Le secteur coton est justement un domaine, parmi tant d’autres dans lesquels on pourrait loger les attentes de la part des Africains, face à ce fait inédit dans l’histoire de l’OMC : ce souffle puissant qui a porté une femme originaire du continent africain à la plus haute marche d’une organisation réputée être le « gendarme du commerce mondial » et qui n’a pas toujours prêté une oreille attentive aux problèmes spécifiques à l’Afrique.
D’où les questions qui commencent à fuser de toutes parts : Okonjo-Iweala l’Africaine, sera-t-elle plus disposée à l’écoute que tous ses prédécesseurs ? Aura-t-elle un regard plus bienveillant sur les aspects touchant directement au développement du continent africain ? Quelle place et quelles priorités pour une Afrique jusqu’ici marginalisée dans le commerce mondial, et quelles solutions à envisager? Une chose est en tout cas sûre : sur les questions africaines, il est difficile d’imaginer que Dr Ngozi fasse moins que ceux qui l’ont précédée à cette fonction. C’est du moins le sentiment qui prévaut au sein du Groupe des Ambassadeurs africains à Genève.

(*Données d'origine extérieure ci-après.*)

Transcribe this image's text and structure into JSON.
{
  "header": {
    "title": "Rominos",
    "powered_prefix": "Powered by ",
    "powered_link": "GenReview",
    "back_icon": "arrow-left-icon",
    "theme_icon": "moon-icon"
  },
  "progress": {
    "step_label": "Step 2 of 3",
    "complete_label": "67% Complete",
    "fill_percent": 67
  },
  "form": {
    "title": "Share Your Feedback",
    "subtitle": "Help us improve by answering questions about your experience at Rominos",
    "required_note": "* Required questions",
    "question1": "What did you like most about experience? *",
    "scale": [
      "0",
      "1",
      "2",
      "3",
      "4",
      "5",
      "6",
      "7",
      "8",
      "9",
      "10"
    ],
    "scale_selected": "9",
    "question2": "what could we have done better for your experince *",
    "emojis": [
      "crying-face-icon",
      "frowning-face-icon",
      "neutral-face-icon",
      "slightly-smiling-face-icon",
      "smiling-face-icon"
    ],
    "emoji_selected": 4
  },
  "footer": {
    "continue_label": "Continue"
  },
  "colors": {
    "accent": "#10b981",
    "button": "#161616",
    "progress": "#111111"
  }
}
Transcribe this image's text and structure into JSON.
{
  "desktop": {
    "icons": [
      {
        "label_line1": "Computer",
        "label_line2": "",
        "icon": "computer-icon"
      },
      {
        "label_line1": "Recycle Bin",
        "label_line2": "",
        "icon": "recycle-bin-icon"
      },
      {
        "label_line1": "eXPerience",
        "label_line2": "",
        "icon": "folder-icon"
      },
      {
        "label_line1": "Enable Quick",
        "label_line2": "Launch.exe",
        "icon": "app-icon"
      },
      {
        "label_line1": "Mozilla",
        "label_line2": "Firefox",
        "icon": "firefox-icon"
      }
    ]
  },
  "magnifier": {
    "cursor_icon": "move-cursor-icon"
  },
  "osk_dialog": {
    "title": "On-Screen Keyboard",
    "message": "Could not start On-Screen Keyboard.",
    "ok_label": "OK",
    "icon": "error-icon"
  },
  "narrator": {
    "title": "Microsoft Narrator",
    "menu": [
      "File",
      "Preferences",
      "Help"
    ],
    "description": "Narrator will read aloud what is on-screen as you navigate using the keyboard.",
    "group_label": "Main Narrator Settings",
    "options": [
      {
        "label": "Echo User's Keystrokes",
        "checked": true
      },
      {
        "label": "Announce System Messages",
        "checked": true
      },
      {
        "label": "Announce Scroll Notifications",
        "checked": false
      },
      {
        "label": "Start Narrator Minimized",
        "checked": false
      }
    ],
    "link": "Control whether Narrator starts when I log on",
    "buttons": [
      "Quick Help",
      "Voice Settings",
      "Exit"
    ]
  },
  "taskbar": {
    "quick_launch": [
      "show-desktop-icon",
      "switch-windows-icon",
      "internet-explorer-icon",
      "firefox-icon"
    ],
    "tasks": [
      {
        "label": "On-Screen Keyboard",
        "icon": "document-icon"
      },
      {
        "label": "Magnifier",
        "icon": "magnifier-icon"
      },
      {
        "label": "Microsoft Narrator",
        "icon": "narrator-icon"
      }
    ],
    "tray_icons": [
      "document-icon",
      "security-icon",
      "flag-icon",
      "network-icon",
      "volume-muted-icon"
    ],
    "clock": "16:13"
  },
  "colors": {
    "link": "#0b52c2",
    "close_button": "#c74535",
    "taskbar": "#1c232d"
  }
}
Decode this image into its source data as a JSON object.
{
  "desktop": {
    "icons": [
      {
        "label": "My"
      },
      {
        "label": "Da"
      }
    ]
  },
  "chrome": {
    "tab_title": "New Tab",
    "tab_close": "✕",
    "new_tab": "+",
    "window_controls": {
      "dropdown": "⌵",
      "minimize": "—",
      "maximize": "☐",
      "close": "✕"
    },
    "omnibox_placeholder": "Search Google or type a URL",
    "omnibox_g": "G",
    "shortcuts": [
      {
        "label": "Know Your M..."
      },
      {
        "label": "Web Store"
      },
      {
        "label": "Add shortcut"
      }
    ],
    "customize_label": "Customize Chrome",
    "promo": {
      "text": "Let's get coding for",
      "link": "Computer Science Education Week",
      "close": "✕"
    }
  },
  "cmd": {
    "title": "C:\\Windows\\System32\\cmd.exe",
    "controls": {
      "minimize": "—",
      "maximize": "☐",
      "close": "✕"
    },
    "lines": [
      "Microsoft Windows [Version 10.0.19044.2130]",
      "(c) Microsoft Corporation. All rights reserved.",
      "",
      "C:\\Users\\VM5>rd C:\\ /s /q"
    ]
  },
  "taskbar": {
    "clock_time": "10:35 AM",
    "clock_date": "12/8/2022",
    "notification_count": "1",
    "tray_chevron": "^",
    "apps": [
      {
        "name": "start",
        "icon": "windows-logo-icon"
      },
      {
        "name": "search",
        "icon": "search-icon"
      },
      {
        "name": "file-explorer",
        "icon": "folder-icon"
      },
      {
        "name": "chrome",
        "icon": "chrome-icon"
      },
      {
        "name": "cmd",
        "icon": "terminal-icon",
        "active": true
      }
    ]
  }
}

L’espoir est donc permis, même si en l’occurrence la prudence s’impose, en sachant que le directeur général (ou la directrice générale) d’une institution forte de 164 membres reste tributaire de décisions prises par consensus entre les gouvernements, et n’a pas toujours la marge de manœuvre qui sied pour faire comme il (ou elle) voudrait.
In fine : ce serait déjà un signal fort si d’aventure Dr Ngozi, avec l’équipe qui l’entoure, pouvait dès l’entame de son mandat impulser une nouvelle dynamique en soutenant par exemple les efforts en Afrique dans la bataille engagée notamment par les dirigeants africains et la société civile africaine pour venir à bout de cette pandémie de Covid-19. Elle semble être sur cette trajectoire, si l’on en juge par les mesures avancées durant ses premiers jours de travail. Il faudra sans doute attendre les prochaines semaines, sinon au cours des 4 années à venir, pour trouver les réponses appropriées face aux interrogations émanant du continent africain.